The Town of Fairfield is considering a $2.16 million project to raise the elevation of the Pine Creek dike to better fortify the neighborhood for future storms and flooding following the effects of Superstorm Sandy in October 2012.
Last month, project managers discussed raising the dike by approximately 3 feet at a Flood & Erosion Control board meeting. Doing so would provide the Pine Creek neighborhood protection from 100-year-storms on the south side of the creek, and 100-year stillwater elevation on the east side, according to a presentation made by Public Works Director Joseph Michelangelo and Jonathan Richer of the engineering firm Tighe & Bond, Inc.
As a resident of the Pine Creek neighborhood, I believe the protection that elevating the dike can provide is valuable – especially to those who experienced damaging flooding from previous storms. But, the project would alter residents’ view, aesthetics and usability of property located on the dike.
My thoughts were echoed by fellow residents, whose other concerns include whether elevating the dike would mean they would be allowed an exemption to house height restrictions, and whether the project would impact flood insurance rates.

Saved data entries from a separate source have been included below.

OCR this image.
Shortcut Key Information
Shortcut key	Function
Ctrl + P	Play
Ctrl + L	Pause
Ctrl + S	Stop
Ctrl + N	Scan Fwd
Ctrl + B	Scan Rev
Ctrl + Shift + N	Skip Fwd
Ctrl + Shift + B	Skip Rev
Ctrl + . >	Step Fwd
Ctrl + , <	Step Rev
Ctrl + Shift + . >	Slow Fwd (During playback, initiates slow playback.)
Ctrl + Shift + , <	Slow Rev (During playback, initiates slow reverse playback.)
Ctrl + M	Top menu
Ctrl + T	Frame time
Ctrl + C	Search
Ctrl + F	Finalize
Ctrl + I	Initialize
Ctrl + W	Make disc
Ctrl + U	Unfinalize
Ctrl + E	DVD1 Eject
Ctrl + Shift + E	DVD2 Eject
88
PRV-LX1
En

The suggestion to raise the dike by 3 feet falls shy of the Federal Emergency Management Administration’s (FEMA) standards of a 17-foot elevation, which would mean raising the existing dike by 4.5 feet on the south side and 7.5 feet on the east side.
Project managers, who said they felt raising the dike to meet FEMA’s criteria would be too much of a change for residents, felt the proposal to raise the dike 3 feet would be an important improvement towards area safety even though there would be no guarantee that flood insurance rates would be reduced.
While the project would total approximately $2.16 million, federal funding is available and Fairfield’s estimated share of the cost would be close to $600,000.
Because the project is still in the preliminary stages of planning, I think it would be reasonable to look at other alternatives, like a breakwater in the Long Island Sound or an extension of a jetty off the end of Fairfield Beach Road. Whatever is decided should provide a balance between additional flood protection and existing land use.